Alman Bild gazetesi pazar günü önemli bir haber yayınlayarak, Alman hükümetinin İsrail’e silah sevkiyatını aylardır kasıtlı olarak engellediğini iddia etti.
İsrail’e silah satışının durdurulması konusu geçen perşembe günü Federal Meclis’te hararetli bir tartışmayla patlak verdi. Ana muhalefet partisi CDU’nun lideri Friedrich Merz, iktidardaki koalisyona ağır bir suçlamada bulunarak, onları “haftalarca ve aylarca” önemli mühimmat ve tank yedek parçaları için ihracat lisanslarını engellemekle suçladı.
Bu iddia üzerine Şansölye Olaf Scholz, “Silah tedarik ettik ve silah tedarik etmeye devam edeceğiz,” cevabını verdi.
Bununla birlikte mart ayından bu yana Almanya’nın İsrail’e silah ihracatı için tek bir lisansa bile yeşil ışık yakmadığı söyleniyor. Bild gazetesine göre bu fiili ambargonun arkasında yatan neden, İsrail’e yeni silah sevkiyatının Federal Güvenlik Konseyi tarafından engellenmesi.
Şansölye ve tüm koalisyon partilerinden üst düzey bakanlardan oluşan bu gizli kurum, kapalı kapılar ardında yeni silah anlaşmalarını onaylama ya da reddetme yetkisine sahip.
Girişim Yeşil bakanlar tarafından başlatıldı
Alman hükümeti ve güvenlik çevrelerinden çok sayıda kaynak Bild’e silah tedarikinin dondurulmasının Yeşiller’in iki ağır topu Ekonomi Bakanı Robert Habeck ve Dışişleri Bakanı Annalena Baerbock’un emriyle başlatıldığını doğruladı.
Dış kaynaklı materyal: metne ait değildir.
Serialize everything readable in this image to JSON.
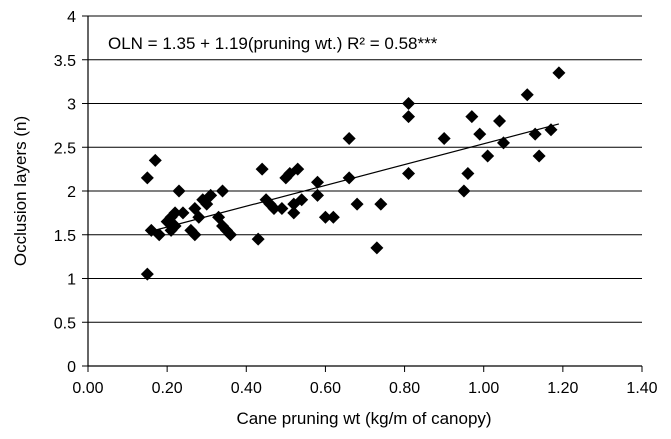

Alman Ekonomi Bakanlığı kamuoyu önünde farklı bir tutum sergilemişti. Geçen ay Bild’in sorularını yanıtlayan bakanlık, “İsrail’e silah ihracatında ambargo söz konusu değil, her talep kendi içinde değerlendirilir,” diye ısrar etmişti.
Fakat Bild’e göre perde arkasında farklı bir anlatı ortaya çıkıyordu. İsrail’in acil silah ve yedek parça talepleri (tank ve helikopterler için kritik bileşenler) bürokratik belirsizlik içinde bekletildi.
Bild’in kaynakları, Yeşiller’in “zorlu bir barikat” kurduğunu ve İsrail tartışmalı koşullarını yerine getirene kadar onaylar konusunda adım atmayı reddettiğini öne sürüyor.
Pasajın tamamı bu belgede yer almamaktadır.